An unusual first may have occurred in Iceland yesterday, when police shot dead a 59-year-old man.
The team were called out to deal with the man who was firing his shotgun in his apartment. Sadly, it didn’t end well for him, which is probably not all that surprising, depending on where you’re reading this.
There’s still some checking of the official record books as to whether a police officer has killed anyone in Iceland before, but there’s a couple of points in this story that perhaps highlight Iceland’s particular approach to apprehending gun-wielders:
- Between 15-20 officers took part in the operation, plus special forces back-up
- Teargas canisters were thrown through the windows first; and
- Two of the special forces officers were wounded, shot in the face and hand
Iceland has a population of 322,000 and one of the lowest crime rates in the world.
But here’s an interesting fact – there are 30.3 firearms per 100 people in Iceland. That statistic has it sitting at No 15 in the world on a per capita basis.
The US is No 1, with 89 guns per resident (2007) and Australia sits at 42, 15 guns per 100 residents.
NPR is reporting that according to GunPolicy.org, an international database maintained by the University of Sydney, there were four gun-related deaths in Iceland in 2009, which was the last time the section was updated.
In the US in 2009, there were 31,347 gun-related deaths.

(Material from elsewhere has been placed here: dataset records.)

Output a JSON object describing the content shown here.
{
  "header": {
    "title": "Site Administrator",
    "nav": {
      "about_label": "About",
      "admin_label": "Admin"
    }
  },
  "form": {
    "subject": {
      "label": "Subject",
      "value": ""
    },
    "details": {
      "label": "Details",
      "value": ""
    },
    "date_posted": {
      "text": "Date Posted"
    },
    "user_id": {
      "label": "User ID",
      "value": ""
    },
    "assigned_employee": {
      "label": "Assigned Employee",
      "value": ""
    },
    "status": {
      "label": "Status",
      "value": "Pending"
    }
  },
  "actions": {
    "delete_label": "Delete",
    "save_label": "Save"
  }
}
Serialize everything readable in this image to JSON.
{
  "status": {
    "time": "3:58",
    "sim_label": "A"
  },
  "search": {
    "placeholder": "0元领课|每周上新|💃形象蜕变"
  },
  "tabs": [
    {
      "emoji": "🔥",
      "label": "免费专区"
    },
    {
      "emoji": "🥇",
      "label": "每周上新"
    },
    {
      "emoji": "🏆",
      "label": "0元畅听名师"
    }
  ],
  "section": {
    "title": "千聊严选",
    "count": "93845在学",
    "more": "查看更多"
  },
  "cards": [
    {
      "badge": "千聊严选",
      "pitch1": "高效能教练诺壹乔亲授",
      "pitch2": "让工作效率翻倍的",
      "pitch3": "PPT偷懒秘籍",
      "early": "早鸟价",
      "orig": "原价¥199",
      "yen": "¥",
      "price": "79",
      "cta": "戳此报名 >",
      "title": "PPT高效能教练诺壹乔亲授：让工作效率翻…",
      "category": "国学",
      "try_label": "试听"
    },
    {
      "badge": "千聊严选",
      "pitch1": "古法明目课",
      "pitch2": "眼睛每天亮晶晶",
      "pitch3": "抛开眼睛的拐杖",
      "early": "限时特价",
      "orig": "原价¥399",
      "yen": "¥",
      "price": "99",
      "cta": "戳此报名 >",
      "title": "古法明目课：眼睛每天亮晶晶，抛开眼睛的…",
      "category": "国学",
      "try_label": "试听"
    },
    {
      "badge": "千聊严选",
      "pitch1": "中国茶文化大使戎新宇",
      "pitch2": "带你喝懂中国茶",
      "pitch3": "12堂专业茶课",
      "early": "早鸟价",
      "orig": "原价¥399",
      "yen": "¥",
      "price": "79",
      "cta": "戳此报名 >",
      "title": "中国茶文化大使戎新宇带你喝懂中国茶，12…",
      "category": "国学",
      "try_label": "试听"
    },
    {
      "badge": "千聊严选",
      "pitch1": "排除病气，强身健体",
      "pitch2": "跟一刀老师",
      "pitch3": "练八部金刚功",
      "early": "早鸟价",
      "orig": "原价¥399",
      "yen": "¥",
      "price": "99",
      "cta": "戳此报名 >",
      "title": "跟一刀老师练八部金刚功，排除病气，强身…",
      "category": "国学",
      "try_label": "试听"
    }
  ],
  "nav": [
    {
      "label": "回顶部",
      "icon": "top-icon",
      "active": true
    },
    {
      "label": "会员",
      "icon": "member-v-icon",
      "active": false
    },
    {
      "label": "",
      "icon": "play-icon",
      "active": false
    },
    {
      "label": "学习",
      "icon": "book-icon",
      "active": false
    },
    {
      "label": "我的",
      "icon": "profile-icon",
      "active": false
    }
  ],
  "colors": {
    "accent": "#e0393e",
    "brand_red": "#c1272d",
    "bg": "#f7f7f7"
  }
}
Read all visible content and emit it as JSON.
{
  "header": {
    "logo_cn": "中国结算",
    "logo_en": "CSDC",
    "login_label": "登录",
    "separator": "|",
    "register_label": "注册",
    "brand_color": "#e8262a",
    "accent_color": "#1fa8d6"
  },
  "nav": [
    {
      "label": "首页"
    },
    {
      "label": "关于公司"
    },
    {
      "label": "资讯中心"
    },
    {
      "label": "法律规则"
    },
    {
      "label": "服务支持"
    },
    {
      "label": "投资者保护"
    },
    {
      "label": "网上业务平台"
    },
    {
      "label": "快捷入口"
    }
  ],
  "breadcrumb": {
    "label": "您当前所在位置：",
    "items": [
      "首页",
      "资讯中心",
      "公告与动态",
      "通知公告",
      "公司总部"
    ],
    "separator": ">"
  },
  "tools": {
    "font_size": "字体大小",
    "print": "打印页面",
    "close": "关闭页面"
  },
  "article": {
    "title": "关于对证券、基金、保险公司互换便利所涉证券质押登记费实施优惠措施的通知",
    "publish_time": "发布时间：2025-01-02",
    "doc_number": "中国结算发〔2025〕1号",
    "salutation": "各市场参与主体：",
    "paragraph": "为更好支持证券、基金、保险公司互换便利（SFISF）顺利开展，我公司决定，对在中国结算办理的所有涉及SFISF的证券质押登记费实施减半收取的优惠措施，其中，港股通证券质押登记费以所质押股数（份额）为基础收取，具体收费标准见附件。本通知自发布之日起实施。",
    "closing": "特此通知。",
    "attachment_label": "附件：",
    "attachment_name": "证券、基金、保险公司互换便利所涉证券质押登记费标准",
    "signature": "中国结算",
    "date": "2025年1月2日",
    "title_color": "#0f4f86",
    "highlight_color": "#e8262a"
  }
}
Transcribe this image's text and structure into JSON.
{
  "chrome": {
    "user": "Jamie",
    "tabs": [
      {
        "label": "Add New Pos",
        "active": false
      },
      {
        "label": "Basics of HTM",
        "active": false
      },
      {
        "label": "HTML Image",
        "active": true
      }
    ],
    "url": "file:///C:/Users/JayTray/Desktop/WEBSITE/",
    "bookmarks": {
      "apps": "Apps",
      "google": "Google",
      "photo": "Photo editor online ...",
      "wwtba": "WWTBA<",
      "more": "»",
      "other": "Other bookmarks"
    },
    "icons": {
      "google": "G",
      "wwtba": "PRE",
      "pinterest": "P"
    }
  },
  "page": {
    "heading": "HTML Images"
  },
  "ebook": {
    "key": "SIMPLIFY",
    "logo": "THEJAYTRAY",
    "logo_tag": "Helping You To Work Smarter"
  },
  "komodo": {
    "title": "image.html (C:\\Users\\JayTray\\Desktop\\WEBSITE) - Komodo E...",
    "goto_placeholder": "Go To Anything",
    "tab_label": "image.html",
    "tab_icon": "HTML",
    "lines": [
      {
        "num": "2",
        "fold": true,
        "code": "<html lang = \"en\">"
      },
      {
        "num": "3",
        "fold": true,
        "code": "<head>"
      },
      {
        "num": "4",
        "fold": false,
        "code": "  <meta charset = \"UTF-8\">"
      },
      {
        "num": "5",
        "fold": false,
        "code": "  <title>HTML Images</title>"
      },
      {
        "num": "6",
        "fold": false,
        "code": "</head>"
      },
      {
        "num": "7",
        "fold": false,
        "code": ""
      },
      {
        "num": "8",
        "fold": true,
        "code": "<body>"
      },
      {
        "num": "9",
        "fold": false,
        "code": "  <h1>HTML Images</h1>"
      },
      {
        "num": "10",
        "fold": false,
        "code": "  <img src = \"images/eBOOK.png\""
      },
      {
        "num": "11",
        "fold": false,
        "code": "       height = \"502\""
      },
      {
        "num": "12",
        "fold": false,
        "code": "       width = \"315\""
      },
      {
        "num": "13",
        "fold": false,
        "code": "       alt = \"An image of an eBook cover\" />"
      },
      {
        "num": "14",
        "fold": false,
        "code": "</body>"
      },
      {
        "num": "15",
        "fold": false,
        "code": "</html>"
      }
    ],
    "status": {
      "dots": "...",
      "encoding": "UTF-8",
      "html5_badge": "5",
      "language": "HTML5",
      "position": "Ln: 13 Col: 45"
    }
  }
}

International Business Times reported on the fact Iceland has lots of guns, but virtually no gun crime back in January.
The conclusion it came to put that down to a ban on semi-automatic rifles and low handgun ownership.
IBT cited Elvar Árni Lund, chairman of the Hunting Association of Iceland, as saying gun ownership in Iceland “is mostly for the purpose of hunting and practicing sport. … It is in our culture to hunt wild animals.”
Which some might say proves it is possible for most people who need a gun to own a gun, without the tragic consequence of mass shootings and heavy-handed police retaliation.